I have recently been having a conversation on Facebook with one of my favorite poets, Forrest Gander, concerning the upcoming release of The Lost Poems of Pablo Neruda, which he has translated into English. Specifically, we were talking about Copper Canyon’s kickstarter campaign to raise money for the project. My reaction to this campaign has been negative because I feel it is excessive. Copper Canyon is trying (actually they have already reached the goal) to raise $50,000 to supplement the $50,000 they have already raised through major donors to fund the total project cost of $100,000+.
Specifically, here, I want to reply to one thing Forrest said to me: “…Bill, with all the things to be paranoid about, ur paranoid about an all poetry press publishing a translation? You have a reputation as a champion of poetry. I want to continue to think of u that way.” I do want Forrest, and everyone else, to continue to think of me as a champion of poetry, and to that end I want to answer now a little more formally and completely to explain the apparent enigma as to how one might be a champion of poetry but not of this project. And, indeed, how one might even find offensive the suggestion that if one is not a champion of this project, one is not a champion of poetry.
For me, Pablo Neruda is on the short list of major influences. He was one of about five poets who made such an impression on me in my early 20s that I decided what I wanted to do with my life was devote it to poetry. I was impressed with his use of metaphor to reveal the world’s complexity, and with how, through metaphor, he could trace the implications of a personal emotion or sensation into the realm of the social and political world. I was a budding Marxist, and Neruda’s humane communism, based on love and respect, was exactly the sort of utopian vision I sought for an anchor.

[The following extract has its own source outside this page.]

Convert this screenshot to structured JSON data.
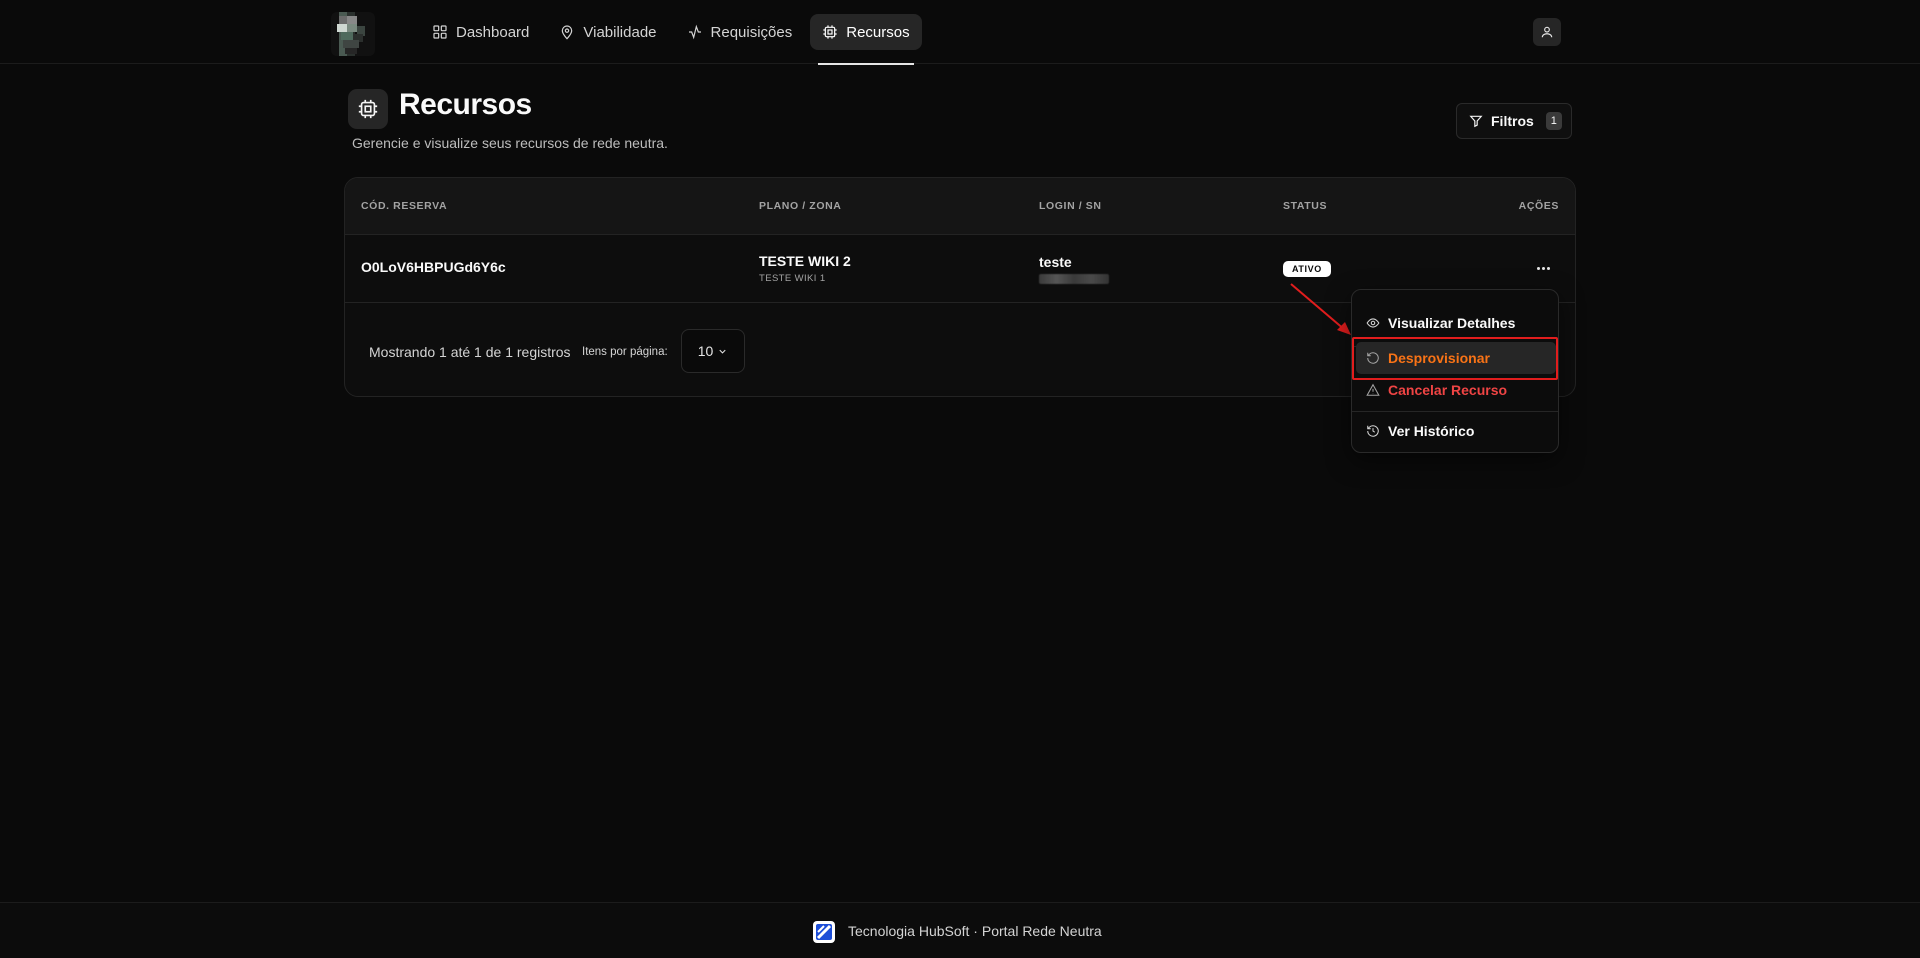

In the Fall of 1973, while I was bumming around the country, fresh out of undergrad at Arkansas, I was working as a carpenter in Missoula, Montana. I had gotten as far as Missoula before I ran out of money, so I had rented a trailer there and gotten this job to work until I could afford to move on. One day—we were working outside on some sort of truckstop building— we were on lunch break, sitting on the ground eating out of those lunch pails carpenters always used to carry. One of the guys had a radio and we were listening to the news being conveyed to us by Paul Harvey (whom all of them loved), and, in between the usual inane jokes and comments on female anatomy by the workers, I chanced to hear Paul announce that Nobel Prize winning poet Pablo Neruda had died… of cancer. Harvey used one of his signature pauses before that word, cancer, to bring home the tragedy of it, that this ubiquitous disease, for which there was no cure, had brought down even the Nobel laureate.
Cancer (or actually “heart failure”) remained the official story, as we know, until just a few years ago. And yet we of the radical left knew, by 1974, that Pinochet had killed him. I don’t remember the exact left-leaning news outlet where I read it, but it has been common knowledge among activists ever since that the “cancer” that killed Neruda was capitalism—that Pinochet’s coup against Allende, which was quite openly sponsored by the CIA and was less openly but still definitely promoted by Kennecott Copper and other American corporations itching for a piece of Chile’s rich resourses, included an order that Neruda be killed. Neruda, like Allende, was assassinated, and he was assassinated with full complicity, perhaps even active involvement, of U.S. actors.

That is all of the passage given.